In order to make changes to content on the schedule, a Faculty or Professional Service Data Owner should contact the Information Compliance Team identifying the amendment or addition to be made and confirming details of why the change is required. The University is required to be able to justify its retention rules on request from the public and the change process must challenge the justification of a proposed change accordingly.

Our Privacy Notices on which we are legally required to explain the terms and conditions under which we obtain personal data all refer the data subject to the schedule for retention information. It is not practical to advise and inform all data subjects of changes made to the schedule therefore they are advised on the Privacy Notices to periodically check for changes.
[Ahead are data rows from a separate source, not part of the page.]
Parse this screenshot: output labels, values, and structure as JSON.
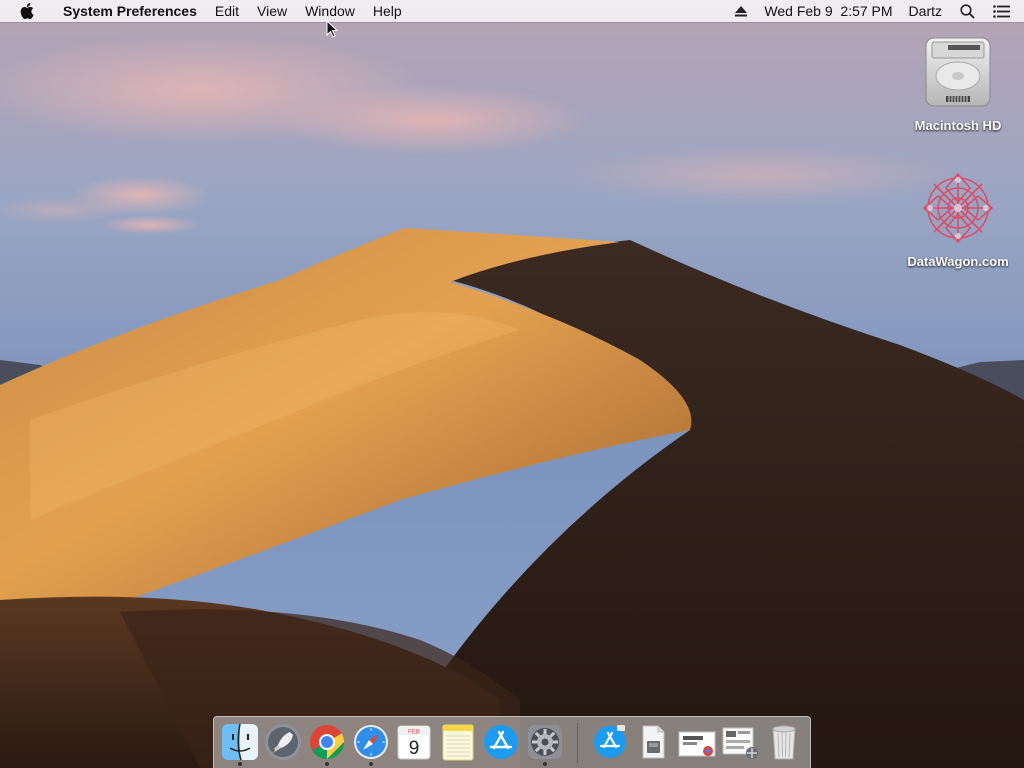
{
  "menubar": {
    "app_name": "System Preferences",
    "menus": [
      "Edit",
      "View",
      "Window",
      "Help"
    ],
    "clock": "Wed Feb 9  2:57 PM",
    "user": "Dartz"
  },
  "desktop": {
    "icons": [
      {
        "label": "Macintosh HD",
        "icon": "hard-drive-icon"
      },
      {
        "label": "DataWagon.com",
        "icon": "network-volume-icon"
      }
    ]
  },
  "dock": {
    "apps": [
      {
        "name": "Finder",
        "icon": "finder-icon",
        "running": true
      },
      {
        "name": "Launchpad",
        "icon": "launchpad-icon",
        "running": false
      },
      {
        "name": "Google Chrome",
        "icon": "chrome-icon",
        "running": true
      },
      {
        "name": "Safari",
        "icon": "safari-icon",
        "running": true
      },
      {
        "name": "Calendar",
        "icon": "calendar-icon",
        "running": false,
        "month": "FEB",
        "day": "9"
      },
      {
        "name": "Notes",
        "icon": "notes-icon",
        "running": false
      },
      {
        "name": "App Store",
        "icon": "app-store-icon",
        "running": false
      },
      {
        "name": "System Preferences",
        "icon": "system-preferences-icon",
        "running": true
      }
    ],
    "others": [
      {
        "name": "Applications",
        "icon": "applications-stack-icon"
      },
      {
        "name": "Documents",
        "icon": "documents-stack-icon"
      },
      {
        "name": "Screenshot",
        "icon": "screenshot-stack-icon"
      },
      {
        "name": "Downloads",
        "icon": "downloads-stack-icon"
      },
      {
        "name": "Trash",
        "icon": "trash-icon"
      }
    ]
  },
  "colors": {
    "menubar_bg": "#f4f2f4",
    "sky_top": "#a79cb0",
    "sky_bottom": "#6f88b5",
    "dune_light": "#d6913f",
    "dune_dark": "#2e1f18"
  }
}
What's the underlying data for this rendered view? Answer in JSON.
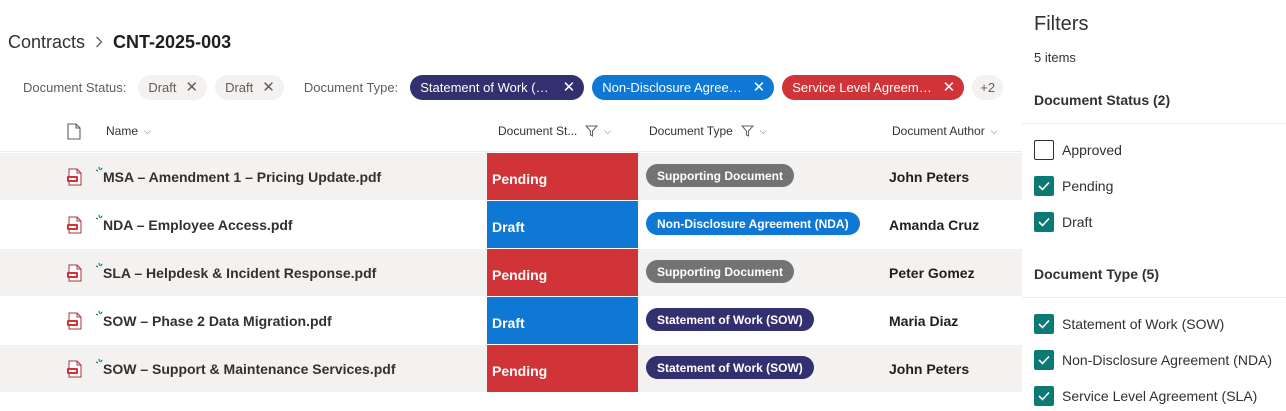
{
  "breadcrumb": {
    "root": "Contracts",
    "current": "CNT-2025-003"
  },
  "filter_bar": {
    "status_label": "Document Status:",
    "status_pills": [
      "Draft",
      "Draft"
    ],
    "type_label": "Document Type:",
    "type_pills": [
      "Statement of Work (SOW)",
      "Non-Disclosure Agreeme...",
      "Service Level Agreement ..."
    ],
    "more": "+2"
  },
  "columns": {
    "name": "Name",
    "status": "Document St...",
    "type": "Document Type",
    "author": "Document Author"
  },
  "rows": [
    {
      "name": "MSA – Amendment 1 – Pricing Update.pdf",
      "status": "Pending",
      "type": "Supporting Document",
      "author": "John Peters"
    },
    {
      "name": "NDA – Employee Access.pdf",
      "status": "Draft",
      "type": "Non-Disclosure Agreement (NDA)",
      "author": "Amanda Cruz"
    },
    {
      "name": "SLA – Helpdesk & Incident Response.pdf",
      "status": "Pending",
      "type": "Supporting Document",
      "author": "Peter Gomez"
    },
    {
      "name": "SOW – Phase 2 Data Migration.pdf",
      "status": "Draft",
      "type": "Statement of Work (SOW)",
      "author": "Maria Diaz"
    },
    {
      "name": "SOW – Support & Maintenance Services.pdf",
      "status": "Pending",
      "type": "Statement of Work (SOW)",
      "author": "John Peters"
    }
  ],
  "filters": {
    "title": "Filters",
    "count": "5 items",
    "status_section": "Document Status (2)",
    "status_options": [
      {
        "label": "Approved",
        "checked": false
      },
      {
        "label": "Pending",
        "checked": true
      },
      {
        "label": "Draft",
        "checked": true
      }
    ],
    "type_section": "Document Type (5)",
    "type_options": [
      {
        "label": "Statement of Work (SOW)",
        "checked": true
      },
      {
        "label": "Non-Disclosure Agreement (NDA)",
        "checked": true
      },
      {
        "label": "Service Level Agreement (SLA)",
        "checked": true
      }
    ]
  },
  "colors": {
    "pending": "#d13438",
    "draft": "#0e78d4",
    "sow": "#32306e",
    "nda": "#0e78d4",
    "sla": "#d13438",
    "supporting": "#737373",
    "checkbox": "#0b7a75"
  },
  "icons": {
    "file": "pdf-file-icon",
    "new": "new-item-sparkle-icon",
    "header_doc": "document-icon",
    "filter": "funnel-icon",
    "sort": "chevron-down-icon",
    "remove": "close-icon",
    "breadcrumb_sep": "chevron-right-icon",
    "check": "checkmark-icon"
  }
}
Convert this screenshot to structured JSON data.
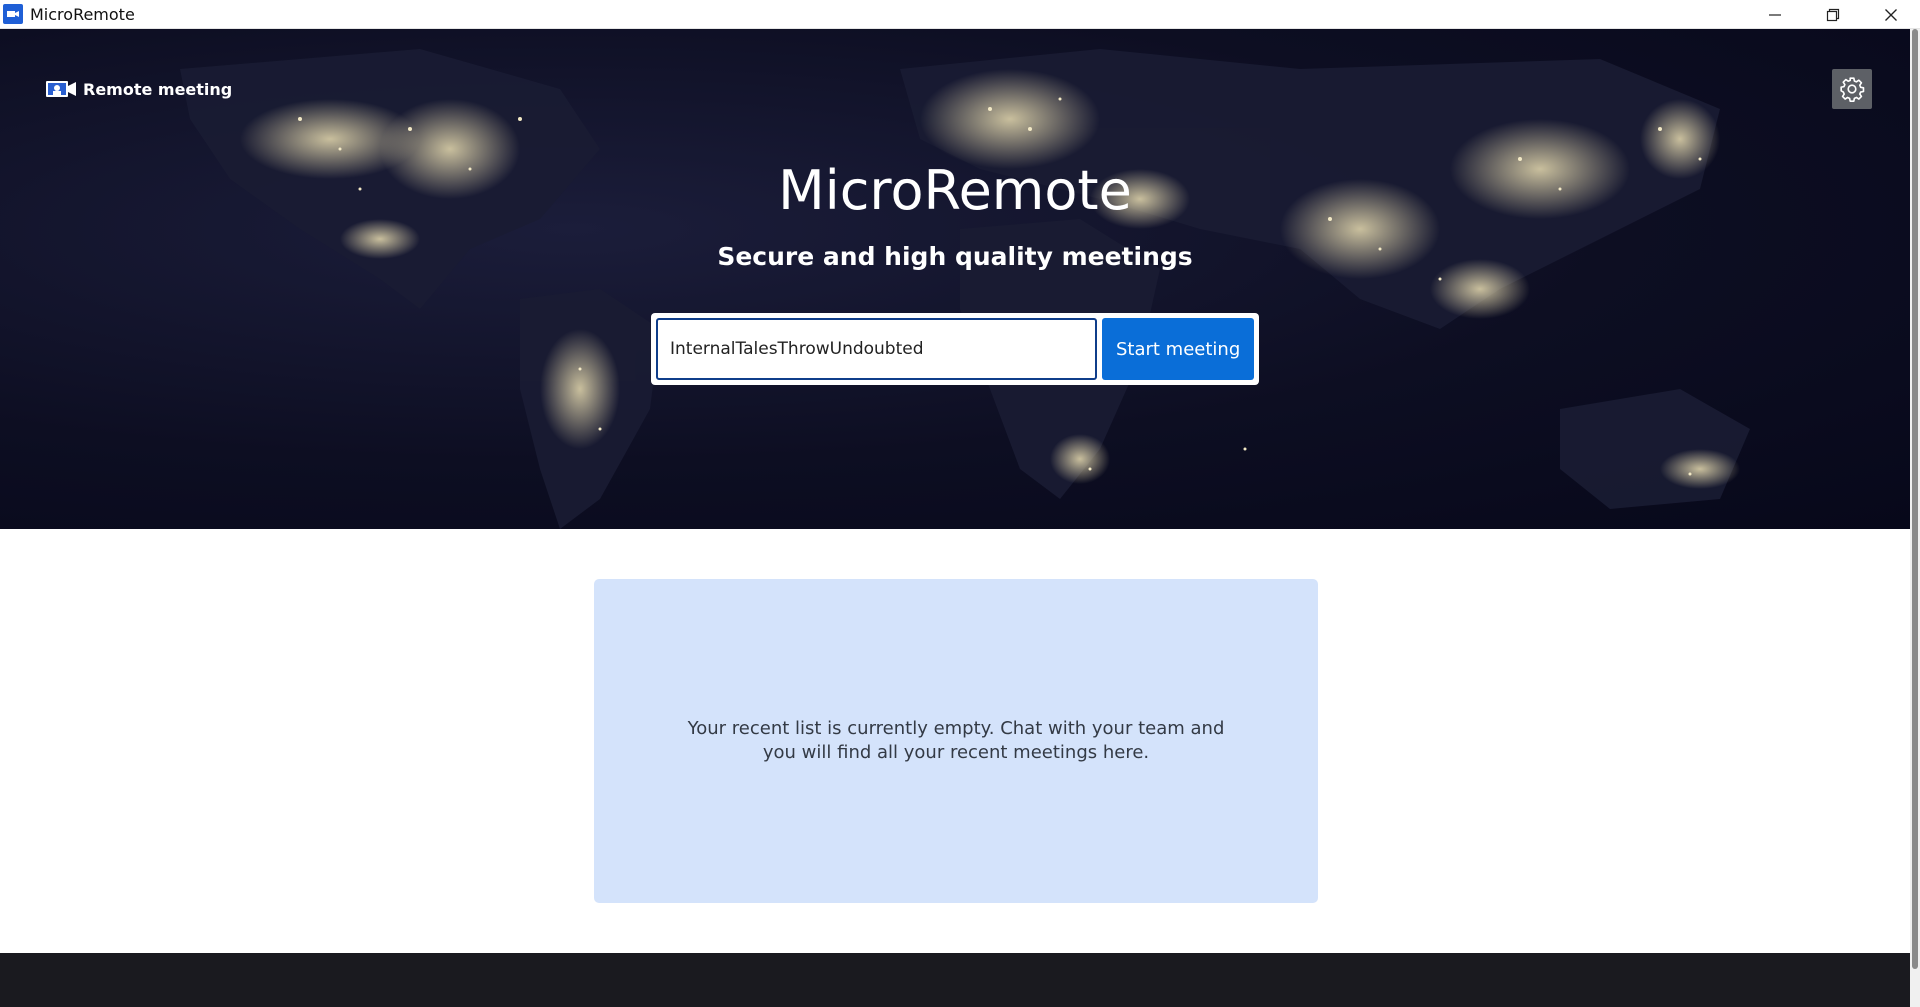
{
  "window": {
    "title": "MicroRemote",
    "icons": {
      "app": "video-camera-icon",
      "minimize": "minimize-icon",
      "maximize": "restore-icon",
      "close": "close-icon"
    }
  },
  "header": {
    "brand_label": "Remote meeting",
    "brand_icon": "video-camera-icon",
    "settings_icon": "gear-icon"
  },
  "hero": {
    "title": "MicroRemote",
    "subtitle": "Secure and high quality meetings",
    "background": "earth-night-lights"
  },
  "meeting_form": {
    "room_name_value": "InternalTalesThrowUndoubted",
    "start_button_label": "Start meeting"
  },
  "recent": {
    "empty_message": "Your recent list is currently empty. Chat with your team and you will find all your recent meetings here."
  },
  "colors": {
    "accent": "#0a6ed8",
    "panel": "#d4e3fb",
    "footer": "#1a1a1f",
    "hero_bg": "#0d0e22"
  }
}
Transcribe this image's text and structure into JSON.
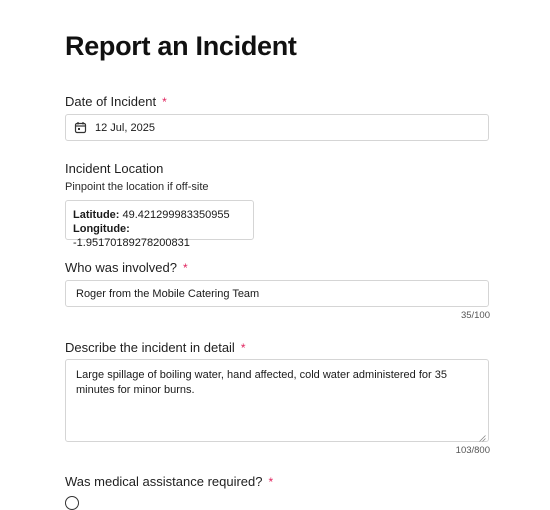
{
  "form": {
    "title": "Report an Incident",
    "required_marker": "*",
    "date": {
      "label": "Date of Incident",
      "value": "12 Jul, 2025"
    },
    "location": {
      "label": "Incident Location",
      "hint": "Pinpoint the location if off-site",
      "latitude_label": "Latitude:",
      "latitude_value": "49.421299983350955",
      "longitude_label": "Longitude:",
      "longitude_value": "-1.95170189278200831"
    },
    "involved": {
      "label": "Who was involved?",
      "value": "Roger from the Mobile Catering Team",
      "counter": "35/100"
    },
    "description": {
      "label": "Describe the incident in detail",
      "value": "Large spillage of boiling water, hand affected, cold water administered for 35 minutes for minor burns.",
      "counter": "103/800"
    },
    "medical": {
      "label": "Was medical assistance required?"
    }
  }
}
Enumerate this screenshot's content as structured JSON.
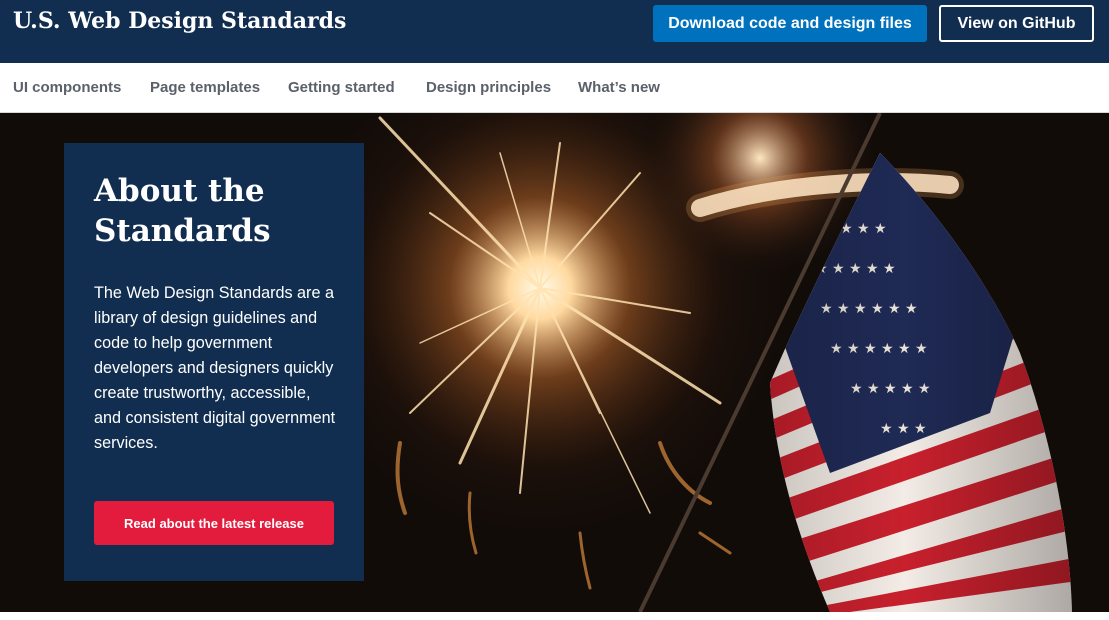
{
  "header": {
    "site_title": "U.S. Web Design Standards",
    "download_label": "Download code and design files",
    "github_label": "View on GitHub"
  },
  "nav": {
    "items": [
      {
        "label": "UI components"
      },
      {
        "label": "Page templates"
      },
      {
        "label": "Getting started"
      },
      {
        "label": "Design principles"
      },
      {
        "label": "What’s new"
      }
    ]
  },
  "hero": {
    "title": "About the Standards",
    "body": "The Web Design Standards are a library of design guidelines and code to help government developers and designers quickly create trustworthy, accessible, and consistent digital government services.",
    "button_label": "Read about the latest release",
    "image": "sparkler-and-american-flag-photo"
  },
  "colors": {
    "primary_dark": "#112e51",
    "primary": "#0071bc",
    "secondary": "#e31c3d",
    "nav_text": "#5b616b"
  }
}
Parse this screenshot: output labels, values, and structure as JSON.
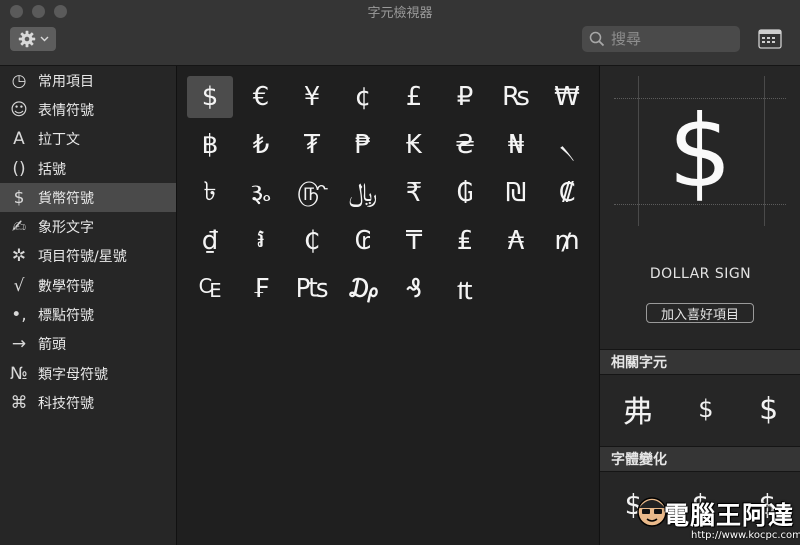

It is a Data Owners’ responsibility to communicate changes in retention practice to relevant staff.

If staff become aware or are notified of any inaccuracies within the schedule, any records that are not covered within the schedule or any points of clarification, you should inform the relevant Data Owner (usually a team or service manager) who will then engage with the Information Compliance Team over the change process.

Implementation & Monitoring

Data Owners are responsible for ensuring that the records under their control are deleted/destroyed in line with the schedule and being able to record that the activity has been undertaken appropriately with management oversight and approval. This activity will support an annual compliance check where Deans and Directors will be required to confirm that retention activity has been performed in line with ARU policy and this will be reported to CMT.